Closer to home, according to the Department of Labor, preliminary October nonfarm employment estimates from the U.S. Bureau of Labor Statistics (BLS) payroll survey (seasonally adjusted) indicated that Connecticut lost 2,200 jobs in October bringing payroll employment to a level of 1,694,100. This is the second consecutive monthly decline in state nonfarm jobs. Connecticut is now estimated to have added 24,100 nonfarm positions over the last 12 months, which is a fairly typical gain during a period of moderate economic expansion.
Connecticut's unemployment rate was 5.1 percent in October; the national unemployment rate was 5.0 percent. Connecticut's unemployment rate has continued to decline from a high of 9.5 percent in October 2010. There are 97,000 unemployed job seekers in Connecticut. A low of 36,500 unemployed workers was recorded in October of 2000. The number of unemployed state workers hit a recessionary high of 177,200 in December of 2010.
According to a November report from the Connecticut Realtors, state single family home sales increased in October by 5.7 percent from October of last year. At the same time, median home prices fell slightly from $242,000 to $239,900.
National economic growth slowed in the third quarter advancing at a revised rate of 2.1 percent. This followed second quarter growth of 3.9 percent. Inventory reduction in the third quarter was the main cause of the drop. However since consumer demand remained strong, the inventory cut-back is assumed to be temporary.

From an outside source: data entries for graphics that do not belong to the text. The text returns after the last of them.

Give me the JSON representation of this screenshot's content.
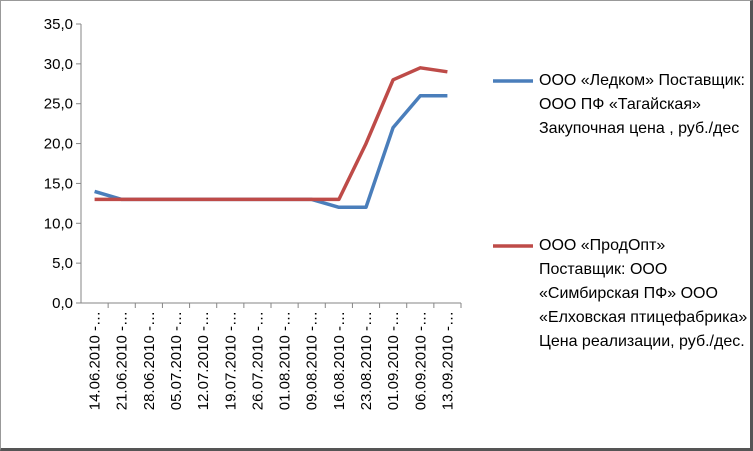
{
  "chart_data": {
    "type": "line",
    "categories": [
      "14.06.2010 -…",
      "21.06.2010 -…",
      "28.06.2010 -…",
      "05.07.2010 -…",
      "12.07.2010 -…",
      "19.07.2010 -…",
      "26.07.2010 -…",
      "01.08.2010 -…",
      "09.08.2010 -…",
      "16.08.2010 -…",
      "23.08.2010 -…",
      "01.09.2010 -…",
      "06.09.2010 -…",
      "13.09.2010 -…"
    ],
    "series": [
      {
        "name": "ООО «Ледком» Поставщик: ООО ПФ «Тагайская» Закупочная  цена , руб./дес",
        "color": "#4a7ebb",
        "values": [
          14,
          13,
          13,
          13,
          13,
          13,
          13,
          13,
          13,
          12,
          12,
          22,
          26,
          26
        ]
      },
      {
        "name": "ООО «ПродОпт» Поставщик: ООО «Симбирская ПФ» ООО «Елховская птицефабрика» Цена реализации, руб./дес.",
        "color": "#be4b48",
        "values": [
          13,
          13,
          13,
          13,
          13,
          13,
          13,
          13,
          13,
          13,
          20,
          28,
          29.5,
          29
        ]
      }
    ],
    "ylim": [
      0,
      35
    ],
    "yticks": [
      {
        "value": 0,
        "label": "0,0"
      },
      {
        "value": 5,
        "label": "5,0"
      },
      {
        "value": 10,
        "label": "10,0"
      },
      {
        "value": 15,
        "label": "15,0"
      },
      {
        "value": 20,
        "label": "20,0"
      },
      {
        "value": 25,
        "label": "25,0"
      },
      {
        "value": 30,
        "label": "30,0"
      },
      {
        "value": 35,
        "label": "35,0"
      }
    ],
    "grid": false
  }
}
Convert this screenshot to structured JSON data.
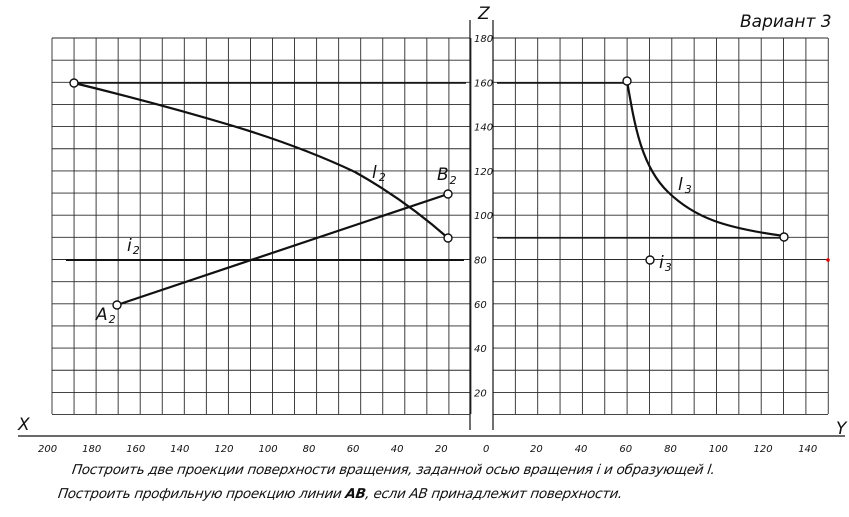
{
  "variant": "Вариант 3",
  "axes": {
    "z": "Z",
    "x": "X",
    "y": "Y"
  },
  "z_ticks": [
    "180",
    "160",
    "140",
    "120",
    "100",
    "80",
    "60",
    "40",
    "20"
  ],
  "x_ticks": [
    "200",
    "180",
    "160",
    "140",
    "120",
    "100",
    "80",
    "60",
    "40",
    "20"
  ],
  "zero": "0",
  "y_ticks": [
    "20",
    "40",
    "60",
    "80",
    "100",
    "120",
    "140"
  ],
  "labels": {
    "l2": "l",
    "l2_sub": "2",
    "B": "B",
    "B_sub": "2",
    "i2": "i",
    "i2_sub": "2",
    "A": "A",
    "A_sub": "2",
    "l3": "l",
    "l3_sub": "3",
    "i3": "i",
    "i3_sub": "3"
  },
  "task": {
    "line1": "Построить две проекции поверхности вращения, заданной осью вращения i и образующей l.",
    "line2_pre": "Построить профильную проекцию линии ",
    "line2_bold": "AB",
    "line2_post": ", если AB принадлежит поверхности."
  },
  "points": {
    "A2": {
      "x": 170,
      "z": 60
    },
    "B2": {
      "x": 20,
      "z": 110
    },
    "l2_start": {
      "x": 190,
      "z": 160
    },
    "l2_end": {
      "x": 20,
      "z": 90
    },
    "l3_start": {
      "y": 60,
      "z": 160
    },
    "l3_end": {
      "y": 130,
      "z": 90
    },
    "i3": {
      "y": 70,
      "z": 80
    }
  },
  "colors": {
    "grid": "#2a2a2a",
    "ink": "#111111",
    "marker": "#e00000"
  }
}
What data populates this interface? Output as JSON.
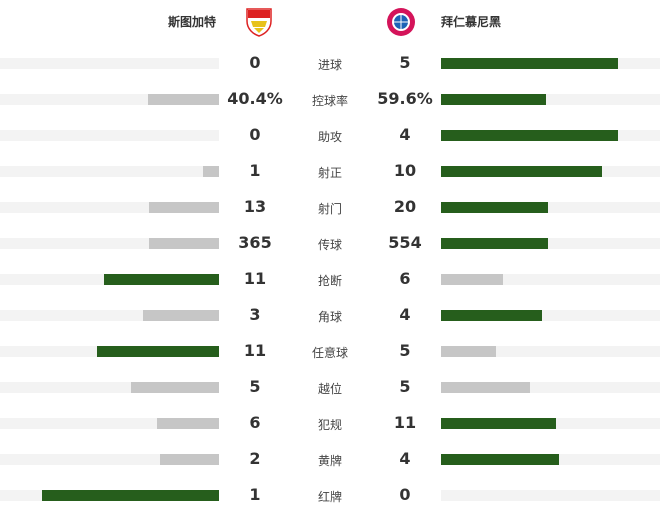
{
  "home": {
    "name": "斯图加特",
    "logo": "vfb-stuttgart-crest"
  },
  "away": {
    "name": "拜仁慕尼黑",
    "logo": "fc-bayern-crest"
  },
  "colors": {
    "leader": "#265e1c",
    "trailer": "#c6c6c6",
    "track": "#f3f3f3"
  },
  "stats": [
    {
      "label": "进球",
      "home": "0",
      "away": "5",
      "h": 0,
      "a": 5
    },
    {
      "label": "控球率",
      "home": "40.4%",
      "away": "59.6%",
      "h": 40.4,
      "a": 59.6
    },
    {
      "label": "助攻",
      "home": "0",
      "away": "4",
      "h": 0,
      "a": 4
    },
    {
      "label": "射正",
      "home": "1",
      "away": "10",
      "h": 1,
      "a": 10
    },
    {
      "label": "射门",
      "home": "13",
      "away": "20",
      "h": 13,
      "a": 20
    },
    {
      "label": "传球",
      "home": "365",
      "away": "554",
      "h": 365,
      "a": 554
    },
    {
      "label": "抢断",
      "home": "11",
      "away": "6",
      "h": 11,
      "a": 6
    },
    {
      "label": "角球",
      "home": "3",
      "away": "4",
      "h": 3,
      "a": 4
    },
    {
      "label": "任意球",
      "home": "11",
      "away": "5",
      "h": 11,
      "a": 5
    },
    {
      "label": "越位",
      "home": "5",
      "away": "5",
      "h": 5,
      "a": 5
    },
    {
      "label": "犯规",
      "home": "6",
      "away": "11",
      "h": 6,
      "a": 11
    },
    {
      "label": "黄牌",
      "home": "2",
      "away": "4",
      "h": 2,
      "a": 4
    },
    {
      "label": "红牌",
      "home": "1",
      "away": "0",
      "h": 1,
      "a": 0
    }
  ]
}
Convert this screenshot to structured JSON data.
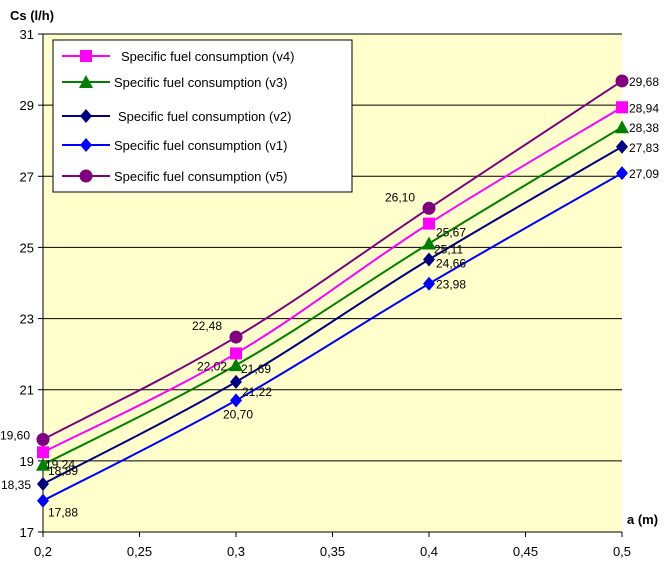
{
  "chart_data": {
    "type": "line",
    "title": "",
    "ylabel": "Cs (l/h)",
    "xlabel": "a (m)",
    "x": [
      0.2,
      0.3,
      0.4,
      0.5
    ],
    "xlim": [
      0.2,
      0.5
    ],
    "ylim": [
      17,
      31
    ],
    "x_ticks": [
      "0,2",
      "0,25",
      "0,3",
      "0,35",
      "0,4",
      "0,45",
      "0,5"
    ],
    "x_tick_values": [
      0.2,
      0.25,
      0.3,
      0.35,
      0.4,
      0.45,
      0.5
    ],
    "y_ticks": [
      "17",
      "19",
      "21",
      "23",
      "25",
      "27",
      "29",
      "31"
    ],
    "y_tick_values": [
      17,
      19,
      21,
      23,
      25,
      27,
      29,
      31
    ],
    "grid": "horizontal",
    "legend_position": "top-left",
    "plot_background": "#ffffcc",
    "series": [
      {
        "name": "Specific fuel consumption (v4)",
        "color": "#ff00ff",
        "marker": "square",
        "values": [
          19.24,
          22.02,
          25.67,
          28.94
        ],
        "labels": [
          "19,24",
          "22,02",
          "25,67",
          "28,94"
        ]
      },
      {
        "name": "Specific fuel consumption (v3)",
        "color": "#008000",
        "marker": "triangle",
        "values": [
          18.89,
          21.69,
          25.11,
          28.38
        ],
        "labels": [
          "18,89",
          "21,69",
          "25,11",
          "28,38"
        ]
      },
      {
        "name": "Specific fuel consumption (v2)",
        "color": "#000080",
        "marker": "diamond",
        "values": [
          18.35,
          21.22,
          24.66,
          27.83
        ],
        "labels": [
          "18,35",
          "21,22",
          "24,66",
          "27,83"
        ]
      },
      {
        "name": "Specific fuel consumption (v1)",
        "color": "#0000ff",
        "marker": "diamond",
        "values": [
          17.88,
          20.7,
          23.98,
          27.09
        ],
        "labels": [
          "17,88",
          "20,70",
          "23,98",
          "27,09"
        ]
      },
      {
        "name": "Specific fuel consumption (v5)",
        "color": "#800080",
        "marker": "circle",
        "values": [
          19.6,
          22.48,
          26.1,
          29.68
        ],
        "labels": [
          "19,60",
          "22,48",
          "26,10",
          "29,68"
        ]
      }
    ]
  }
}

I also issue a Comprehensive Annual Financial Report (CAFR) as an accounting supplement to the budgetary report. The CAFR includes financial statements for all state funds and component units prepared in accordance with Generally Accepted Accounting Principles (GAAP). From a balance sheet perspective, the GAAP shortfall or unreserved fund balance in the General Fund was $727.2 million as of June 30, 2014. GAAP deficit reduction bonds in the amount of $598,500,000 were issued in Fiscal Year 2014 to reduce the shortfall. Results for Fiscal Year 2015 will be published at the beginning of the new calendar year.